Because of the relevance of rs1054564 in the control of the GDF15 circulating levels, we classified our population into rs1054564 wild-type or variant carriers and analyzed its association with metabolic status in our population. The rs1054564 variant did not associate with hypertension, obesity, metabolic syndrome or liver steatosis. However, the percentage of diabetic patients was higher among carriers of the rs1054564 variant than in the wild-type group. Accordingly, the rs1054564 variant carriers showed higher glucose levels, without showing differences in any of the other analyzed variables. In line with these observations, the logistic regression models showed that the rs1054564 variant increased the likelihood of diabetes, even after adjusting for confounding factors. Our data are in line with a recent study reporting that the frequency of the rs1054564 variant carriers was significantly associated with an increased risk of T2DM compared to the wild-type genotype [23]. Therefore, the presence of the rs1054564 variant carriers may identify individuals at increased risk for diabetes. Additionally, given the role of GDF15 in atherosclerosis and CV disease [14,15,16], we analyzed the impact of the rs1054564 genetic variants on subclinical atherosclerosis. Our data revealed that in the group of variant carriers, there is a higher percentage of individuals with atherosclerotic plaque than in the wild-type group. Actually, the presence of the rs1054564 variant increases the likelihood of atherosclerotic plaque ~2.4-fold. To the best of our knowledge, this is the first study reporting a direct relationship between the rs1054564 variant carriers and atherosclerotic burden. Nevertheless, further studies are warranted in independent larger cohorts in order to confirm our data.

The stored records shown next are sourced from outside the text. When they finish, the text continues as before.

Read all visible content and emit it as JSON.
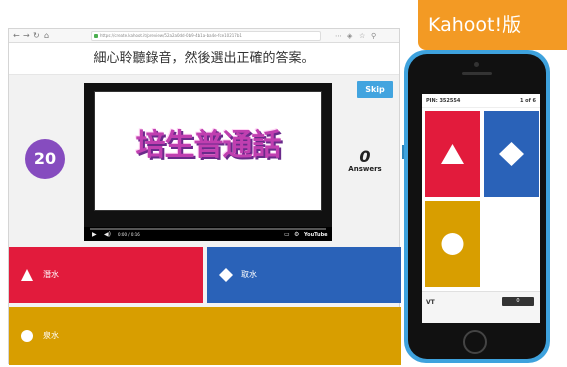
{
  "brand": {
    "label": "Kahoot!版"
  },
  "browser": {
    "url": "https://create.kahoot.it/preview/52a2a0dd-0b9-4b1a-ba4e-fce10217b1"
  },
  "question": {
    "text": "細心聆聽錄音，然後選出正確的答案。"
  },
  "controls": {
    "skip_label": "Skip",
    "timer": "20",
    "answers_count": "0",
    "answers_label": "Answers"
  },
  "video": {
    "title": "培生普通話",
    "time": "0:00 / 0:16",
    "provider": "YouTube"
  },
  "answers": [
    {
      "shape": "triangle-icon",
      "label": "潛水",
      "color": "#e21b3c"
    },
    {
      "shape": "diamond-icon",
      "label": "取水",
      "color": "#2a62b8"
    },
    {
      "shape": "circle-icon",
      "label": "泉水",
      "color": "#d89e00"
    }
  ],
  "phone": {
    "pin": "PIN: 352554",
    "question_progress": "1 of 6",
    "nickname": "VT",
    "score": "0"
  },
  "colors": {
    "timer": "#864cbf",
    "skip": "#42a4df",
    "brand_tag": "#f39a24",
    "phone_body": "#3ea2dd"
  }
}
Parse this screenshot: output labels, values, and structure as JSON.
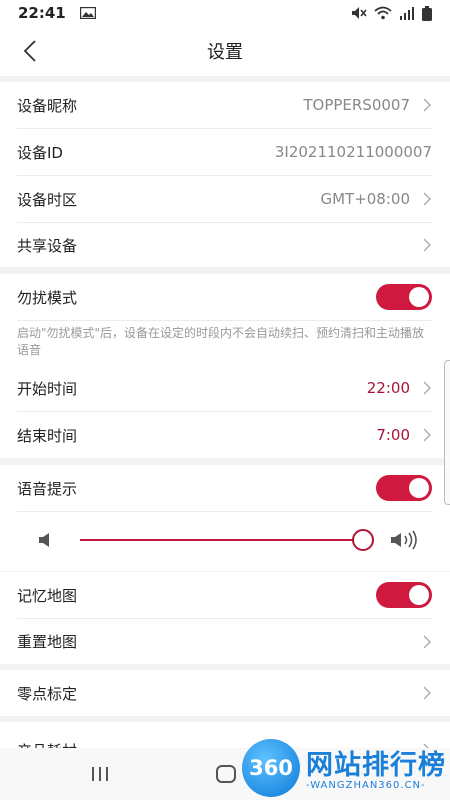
{
  "status_bar": {
    "time": "22:41"
  },
  "header": {
    "title": "设置"
  },
  "device": {
    "nickname_label": "设备昵称",
    "nickname_value": "TOPPERS0007",
    "id_label": "设备ID",
    "id_value": "3I202110211000007",
    "timezone_label": "设备时区",
    "timezone_value": "GMT+08:00",
    "share_label": "共享设备"
  },
  "dnd": {
    "label": "勿扰模式",
    "enabled": true,
    "description": "启动\"勿扰模式\"后，设备在设定的时段内不会自动续扫、预约清扫和主动播放语音",
    "start_label": "开始时间",
    "start_value": "22:00",
    "end_label": "结束时间",
    "end_value": "7:00"
  },
  "voice": {
    "label": "语音提示",
    "enabled": true,
    "volume_percent": 100
  },
  "map": {
    "memory_label": "记忆地图",
    "memory_enabled": true,
    "reset_label": "重置地图"
  },
  "calibration": {
    "label": "零点标定"
  },
  "consumables": {
    "label": "产品耗材"
  },
  "watermark": {
    "logo_text": "360",
    "title": "网站排行榜",
    "subtitle": "-WANGZHAN360.CN-"
  },
  "colors": {
    "accent": "#d0193f",
    "value_red": "#a4163a"
  }
}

Despite no differences being found between the rs1054564 variant and wild-type carriers in any of the other studied variables, it is possible that the GDF15 influence on these is determined not just for rs1054564 but also for other parameters, both genetic and biochemical. However, the increase in GDF15 serum levels found in the rs1054564 variant carriers suggests that the impact of this SNP on diabetes and atherosclerosis may be due, at least partially, to the increase in GDF15 blood concentrations.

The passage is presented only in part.